OK, first the bad news: Two days ago, April 22nd, was Equal Pay Day (as well as Earth Day ... is it pure coincidence Mother Nature is its mascot?), the day when U.S. women's average earnings finally catch up with the amount men earned on average in 2007. In other words, we're paid so much less than our male counterparts that we had to work an extra 113 days just to match their earning power from last year.

In 1966, women who worked full-time, year-round were paid an average of only 58 cents for every dollar paid to men. Currently, women are paid 77 cents per the average man's dollar — a less-than-20-cent improvement over more than 40 years, and a number which seems to have hit an invisible wall since about the mid-90s.

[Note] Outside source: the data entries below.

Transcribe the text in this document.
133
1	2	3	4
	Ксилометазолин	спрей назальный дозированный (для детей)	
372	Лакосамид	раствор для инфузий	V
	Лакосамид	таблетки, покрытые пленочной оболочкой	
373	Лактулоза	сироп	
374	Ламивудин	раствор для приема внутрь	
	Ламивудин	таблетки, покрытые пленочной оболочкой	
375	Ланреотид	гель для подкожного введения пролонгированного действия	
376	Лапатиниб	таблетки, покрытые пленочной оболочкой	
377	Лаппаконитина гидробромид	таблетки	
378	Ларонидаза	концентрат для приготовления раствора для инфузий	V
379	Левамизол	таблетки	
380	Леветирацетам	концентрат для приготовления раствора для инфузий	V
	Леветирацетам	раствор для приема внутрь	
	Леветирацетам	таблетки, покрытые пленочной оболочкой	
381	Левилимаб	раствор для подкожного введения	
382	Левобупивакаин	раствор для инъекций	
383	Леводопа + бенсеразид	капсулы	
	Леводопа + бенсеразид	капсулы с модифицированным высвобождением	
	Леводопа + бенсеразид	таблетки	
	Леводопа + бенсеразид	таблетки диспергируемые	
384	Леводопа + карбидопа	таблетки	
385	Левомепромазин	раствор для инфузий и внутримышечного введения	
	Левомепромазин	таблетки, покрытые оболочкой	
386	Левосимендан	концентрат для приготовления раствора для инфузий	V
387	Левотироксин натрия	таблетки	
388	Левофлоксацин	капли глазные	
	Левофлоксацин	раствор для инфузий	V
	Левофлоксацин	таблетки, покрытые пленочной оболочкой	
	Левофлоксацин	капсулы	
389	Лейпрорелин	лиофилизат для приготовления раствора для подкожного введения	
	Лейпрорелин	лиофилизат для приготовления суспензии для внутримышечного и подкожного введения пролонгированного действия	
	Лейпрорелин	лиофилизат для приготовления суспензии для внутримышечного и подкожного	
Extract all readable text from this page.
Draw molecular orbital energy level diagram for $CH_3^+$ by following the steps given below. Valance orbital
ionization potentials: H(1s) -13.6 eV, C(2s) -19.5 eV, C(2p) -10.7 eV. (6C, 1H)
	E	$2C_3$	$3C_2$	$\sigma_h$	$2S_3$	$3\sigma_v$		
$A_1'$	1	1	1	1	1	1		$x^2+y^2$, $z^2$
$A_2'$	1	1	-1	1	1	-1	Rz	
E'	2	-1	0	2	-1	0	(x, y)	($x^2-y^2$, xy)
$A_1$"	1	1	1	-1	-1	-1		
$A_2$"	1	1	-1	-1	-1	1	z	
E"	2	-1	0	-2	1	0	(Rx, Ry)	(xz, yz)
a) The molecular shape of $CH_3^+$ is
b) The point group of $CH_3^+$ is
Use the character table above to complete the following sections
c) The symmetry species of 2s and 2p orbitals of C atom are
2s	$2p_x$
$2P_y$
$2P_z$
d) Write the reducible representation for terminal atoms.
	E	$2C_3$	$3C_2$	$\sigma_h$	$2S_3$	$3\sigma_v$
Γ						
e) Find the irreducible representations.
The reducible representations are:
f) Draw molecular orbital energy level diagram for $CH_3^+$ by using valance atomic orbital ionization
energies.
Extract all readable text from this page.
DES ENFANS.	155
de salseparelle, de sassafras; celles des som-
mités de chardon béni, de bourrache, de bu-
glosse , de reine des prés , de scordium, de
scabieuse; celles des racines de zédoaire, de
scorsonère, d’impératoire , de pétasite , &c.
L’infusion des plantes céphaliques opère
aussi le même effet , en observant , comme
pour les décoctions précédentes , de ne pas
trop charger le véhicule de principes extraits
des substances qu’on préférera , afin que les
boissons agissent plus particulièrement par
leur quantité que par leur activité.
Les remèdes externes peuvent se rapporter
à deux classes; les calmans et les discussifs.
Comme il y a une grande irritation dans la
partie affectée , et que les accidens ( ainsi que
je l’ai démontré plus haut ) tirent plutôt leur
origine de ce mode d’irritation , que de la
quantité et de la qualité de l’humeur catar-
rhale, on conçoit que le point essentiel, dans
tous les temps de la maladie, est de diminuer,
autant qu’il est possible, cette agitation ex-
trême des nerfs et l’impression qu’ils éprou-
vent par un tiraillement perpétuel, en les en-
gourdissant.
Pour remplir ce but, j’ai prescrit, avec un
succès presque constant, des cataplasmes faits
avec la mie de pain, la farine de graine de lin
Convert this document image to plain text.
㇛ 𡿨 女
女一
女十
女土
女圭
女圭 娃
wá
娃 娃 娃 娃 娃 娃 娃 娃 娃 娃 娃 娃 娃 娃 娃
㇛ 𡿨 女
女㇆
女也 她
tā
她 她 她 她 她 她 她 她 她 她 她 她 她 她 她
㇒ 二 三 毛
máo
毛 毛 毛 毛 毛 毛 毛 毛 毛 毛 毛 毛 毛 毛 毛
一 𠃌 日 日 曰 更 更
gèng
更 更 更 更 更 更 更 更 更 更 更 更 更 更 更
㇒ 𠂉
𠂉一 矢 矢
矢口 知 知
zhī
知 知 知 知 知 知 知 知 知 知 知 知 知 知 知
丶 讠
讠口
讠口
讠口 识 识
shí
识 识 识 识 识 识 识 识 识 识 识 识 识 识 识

OK, now a little bit better news: Though women are still outrageously underpaid and severely underrepresented within our government, we're still marking plenty of political milestones, from both sides of the aisle. Just since 2005:


  • Dr. Condoleezza Rice became the first Republican woman and the first African-American woman to serve as U.S. Secretary of State.


  • Washington state became the first state to have both a woman governor (Christine Gregoire-D) and two women serving in the U.S. Senate (Patty Murray-D and Maria Cantwell-D).


  • U.S. Representative Nancy Pelosi (D-CA) became the first woman to serve as Speaker of the U.S. House.


  • Three U.S. congresswomen became the first women of color to chair congressional committees: Representative Juanita Millender-McDonald (D-CA), Committee on House Administration; Representative Stephanie Tubbs Jones (D-OH), Committee on Ethics; and Representative Nydia Velasquez (D-NY), Committee on Small Business.


  • U.S. Senator Hillary Rodham Clinton (D-NY) became the first woman to win a major party's presidential primary for the purposes of delegate selection — in New Hampshire on January 8th.


  • So we've got some serious leadership happening; now maybe if we can get more women into more positions of political power, we can begin to knock through that irritating invisible wall keeping us from making the money we deserve.